Depth psychology has little to do with hidden content beneath the surface or icebergs. To clear up a few clichés for once.
When you say you are a depth psychologist, you are surprisingly rarely asked what that actually is. Somehow everyone immediately has a picture. It’s about the “subconscious”, about some dark and hidden regions “below” rational thought, which are brought to light interpretatively — either on a couch or with ominous apparatus. It provokes images of cellars, the deep sea or icebergs, where most of it lies below sea level. Fun Fact: I’ve been giving lectures on qualitative methods at a business university for a few years now, and the script I received as a template at the time was adorned with such an iceberg (and a poorly cropped one too).
I’m sure entire essays could be written on what depth psychology is all about. To make matters worse, there are countless depth psychological schools and concepts of the unconscious. But in order to get rid of the clichés, it is enough to make clear the central basic assumption of depth psychology.

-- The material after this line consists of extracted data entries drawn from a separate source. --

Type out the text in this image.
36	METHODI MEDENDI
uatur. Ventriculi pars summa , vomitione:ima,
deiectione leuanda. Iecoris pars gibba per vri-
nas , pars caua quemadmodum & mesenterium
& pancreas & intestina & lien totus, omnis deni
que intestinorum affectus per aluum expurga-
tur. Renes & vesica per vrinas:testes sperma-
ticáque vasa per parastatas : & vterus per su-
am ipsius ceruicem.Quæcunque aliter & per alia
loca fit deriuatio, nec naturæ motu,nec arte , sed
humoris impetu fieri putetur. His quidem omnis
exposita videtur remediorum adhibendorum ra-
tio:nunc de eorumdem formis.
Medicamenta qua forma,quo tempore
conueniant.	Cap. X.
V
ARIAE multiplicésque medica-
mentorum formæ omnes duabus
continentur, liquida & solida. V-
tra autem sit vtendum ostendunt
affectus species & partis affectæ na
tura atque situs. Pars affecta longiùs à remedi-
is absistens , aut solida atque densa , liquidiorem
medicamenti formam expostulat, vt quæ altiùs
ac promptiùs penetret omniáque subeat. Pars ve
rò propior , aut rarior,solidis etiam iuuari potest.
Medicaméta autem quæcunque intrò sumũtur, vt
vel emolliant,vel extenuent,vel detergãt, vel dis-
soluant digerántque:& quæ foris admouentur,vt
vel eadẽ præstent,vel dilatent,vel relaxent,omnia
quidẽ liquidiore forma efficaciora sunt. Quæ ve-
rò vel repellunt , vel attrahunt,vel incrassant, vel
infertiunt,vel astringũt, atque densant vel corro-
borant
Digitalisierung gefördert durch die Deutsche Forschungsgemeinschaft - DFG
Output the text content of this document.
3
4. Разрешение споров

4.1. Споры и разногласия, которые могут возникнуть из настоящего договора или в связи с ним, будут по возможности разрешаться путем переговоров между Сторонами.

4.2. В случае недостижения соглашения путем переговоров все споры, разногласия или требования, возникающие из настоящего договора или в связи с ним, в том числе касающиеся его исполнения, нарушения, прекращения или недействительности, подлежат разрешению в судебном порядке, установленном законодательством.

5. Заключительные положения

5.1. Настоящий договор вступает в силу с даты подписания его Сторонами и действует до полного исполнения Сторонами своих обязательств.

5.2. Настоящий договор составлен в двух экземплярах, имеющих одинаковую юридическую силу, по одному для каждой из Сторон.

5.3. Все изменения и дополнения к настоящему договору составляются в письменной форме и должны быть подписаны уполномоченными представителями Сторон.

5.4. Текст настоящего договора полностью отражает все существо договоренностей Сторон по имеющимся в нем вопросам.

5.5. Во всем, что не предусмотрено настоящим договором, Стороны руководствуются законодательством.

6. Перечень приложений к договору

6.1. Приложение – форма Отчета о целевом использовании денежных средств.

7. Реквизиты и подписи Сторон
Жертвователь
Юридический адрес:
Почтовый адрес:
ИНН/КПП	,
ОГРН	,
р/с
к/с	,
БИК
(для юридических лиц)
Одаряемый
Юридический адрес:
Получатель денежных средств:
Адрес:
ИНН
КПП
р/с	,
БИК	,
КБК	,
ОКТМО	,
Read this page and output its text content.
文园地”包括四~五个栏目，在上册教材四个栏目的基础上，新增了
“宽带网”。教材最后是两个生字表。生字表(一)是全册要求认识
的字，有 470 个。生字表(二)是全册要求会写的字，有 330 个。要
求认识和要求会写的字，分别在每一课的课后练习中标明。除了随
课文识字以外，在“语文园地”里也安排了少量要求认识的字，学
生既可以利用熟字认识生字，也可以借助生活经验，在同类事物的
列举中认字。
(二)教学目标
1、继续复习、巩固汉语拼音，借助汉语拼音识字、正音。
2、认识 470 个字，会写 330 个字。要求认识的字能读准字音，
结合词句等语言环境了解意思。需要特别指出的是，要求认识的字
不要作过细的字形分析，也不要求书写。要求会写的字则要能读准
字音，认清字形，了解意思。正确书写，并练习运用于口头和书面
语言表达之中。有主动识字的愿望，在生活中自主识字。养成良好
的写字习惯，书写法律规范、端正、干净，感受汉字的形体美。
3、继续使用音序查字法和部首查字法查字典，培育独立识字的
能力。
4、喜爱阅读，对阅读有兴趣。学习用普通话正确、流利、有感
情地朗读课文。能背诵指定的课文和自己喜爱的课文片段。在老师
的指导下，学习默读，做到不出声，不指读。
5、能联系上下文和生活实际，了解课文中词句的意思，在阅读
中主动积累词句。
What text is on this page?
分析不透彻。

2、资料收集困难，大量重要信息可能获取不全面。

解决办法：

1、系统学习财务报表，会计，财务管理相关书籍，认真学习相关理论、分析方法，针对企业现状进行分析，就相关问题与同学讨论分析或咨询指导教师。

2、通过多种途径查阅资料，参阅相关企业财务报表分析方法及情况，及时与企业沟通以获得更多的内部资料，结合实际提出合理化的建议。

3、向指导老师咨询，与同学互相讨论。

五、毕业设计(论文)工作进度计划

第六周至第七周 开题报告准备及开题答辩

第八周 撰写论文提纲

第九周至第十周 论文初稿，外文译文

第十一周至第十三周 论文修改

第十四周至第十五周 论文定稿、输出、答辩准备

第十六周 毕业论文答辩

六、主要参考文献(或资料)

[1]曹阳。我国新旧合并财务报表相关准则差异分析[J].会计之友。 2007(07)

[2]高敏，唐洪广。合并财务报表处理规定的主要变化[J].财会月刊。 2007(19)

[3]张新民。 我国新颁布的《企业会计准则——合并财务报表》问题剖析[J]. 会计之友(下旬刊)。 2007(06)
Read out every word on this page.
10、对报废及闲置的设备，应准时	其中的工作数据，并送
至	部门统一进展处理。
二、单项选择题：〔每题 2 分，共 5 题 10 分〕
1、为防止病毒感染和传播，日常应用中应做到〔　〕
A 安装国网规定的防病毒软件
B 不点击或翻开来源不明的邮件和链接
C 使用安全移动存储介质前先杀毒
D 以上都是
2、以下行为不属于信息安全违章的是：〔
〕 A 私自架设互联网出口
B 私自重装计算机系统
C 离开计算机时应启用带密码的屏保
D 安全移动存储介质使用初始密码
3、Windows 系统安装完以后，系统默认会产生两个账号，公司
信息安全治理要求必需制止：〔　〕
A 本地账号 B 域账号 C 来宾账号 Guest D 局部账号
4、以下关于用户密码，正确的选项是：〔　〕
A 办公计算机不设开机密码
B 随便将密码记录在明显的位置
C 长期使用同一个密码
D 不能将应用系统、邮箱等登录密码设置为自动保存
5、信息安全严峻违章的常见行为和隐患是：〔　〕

First of all, depth psychology does not necessarily have anything to do with psychotherapy. It is one of many possible applications. At INNCH, for example, we use depth psychological cultural and market research as a basis for development and creation processes. Depth psychology is first of all nothing more than a certain researching attitude. In this context, the word “depth” is very unfortunate and misleading, because depth psychology has nothing to do with depth or a hidden mental place. Rather with contex, with an eye for comprehensive everyday and life-world contexts (“context psychology” or “broad psychology” would actually be more appropriate, but sounds funny).
Actually, the depth psychologist is a boring and terribly order-loving guy. Quite a square, actually. He runs (if he is paid for it) researching through the world and smells order, sense, purposefulness, intention everywhere. Nothing is coincidence or arbitrary for him, everything follows a regularity and a meaningful plan.
Unfortunately, there are many things in this world that at first glance do not make sense and are not purposeful. People fall in love with the wrong person constantly, we cannot explain our sudden sympathy or antipathy, we buy another product that we do not actually need. This upsets the order- and principle-loving depth psychologist so much that he invents a construct, so that everything makes sense again and has its order: The unconscious. Nothing is more distasteful to him than to abandon his conviction that everything in the realm of behavior and experience makes sense, fulfills a purpose, follows a purposeful pattern. That simply nothing and really nothing at all is arbitrary or coincidental. That’s just how he is, the depth psychologist.
The unconscious is thus nothing more than the assumed and added “missing” context of meaning. A context that sometimes is just not clear to us, not conscious, because we do not have all life experiences and our entire life context constantly on the screen. This connection is also not somewhere “below”, it is the patterns, the patterns between what is otherwise all quite obvious. Sometimes these connections seep out of our every pore. They are in statements and ideas, they live in the stories that respondents tell us in in-depth interviews, they reveal themselves in how these stories are remembered and in what words they are told, they show up in people’s imaginings or reveal themselves in the interpersonal dynamics of conversations.
The “transference” is also nothing else than such an interpersonal dynamic, which one already knows from everyday life. There the student stands “in the morning” at 12 o’clock in the bakery and buys rolls for breakfast and the saleswoman looks at him supposedly strangely. Our student already has an unpleasant feeling. What he doesn’t realize is that he is simply transferring his (guilty) feelings, which he knows from home when he has slept so late again and his mother has reproached him, to the saleswoman. The saleswoman doesn’t care about all this, she probably doesn’t know anything about this transfer. By assuming such a connection — neither the student nor the saleswoman is aware of it — from a larger context (the student’s life story), the depth psychologist can sleep peacefully again. He has saved the order of the world and can stick to his worldview: Everything makes sense.
Such unconscious connections can also be tense or even conflictual, they are sometimes simple and sometimes complex and multi-layered, they are sometimes more or less available to us, they follow their own psycho-logical rules which differ from those of “logical reason”, they are associative, visual, “physical” and often “sloppy”. However, they always make sense.
One must be clear, of course: A concept like “The Unconscious” is a scientific construct, and thus first of all an assumption of the psychologist. Actually, it is even irrelevant whether the unconscious really exists or whether it is only a construct. What is important — and only then may depth psychological research call itself scientific: It must be made comprehensible, verifiable and transparent how these connections of meaning are reconstructed. Other researchers — as long as they work with comparable methods and start from the same basic assumption (“everything makes sense”) — must come to the same conclusion. In the corporate context, it must prove useful, not only to explain experience and behavior, but also to make forecasts and potential assessments possible, or to serve as a practicable basis for creation processes.
Oh, and there is another prejudice that you encounter again and again as a depth psychologist, preferably at parties: “Oh, you’re a psychologist, I’ll have to watch what I say.” Careful: That’s not a cliché, it’s true!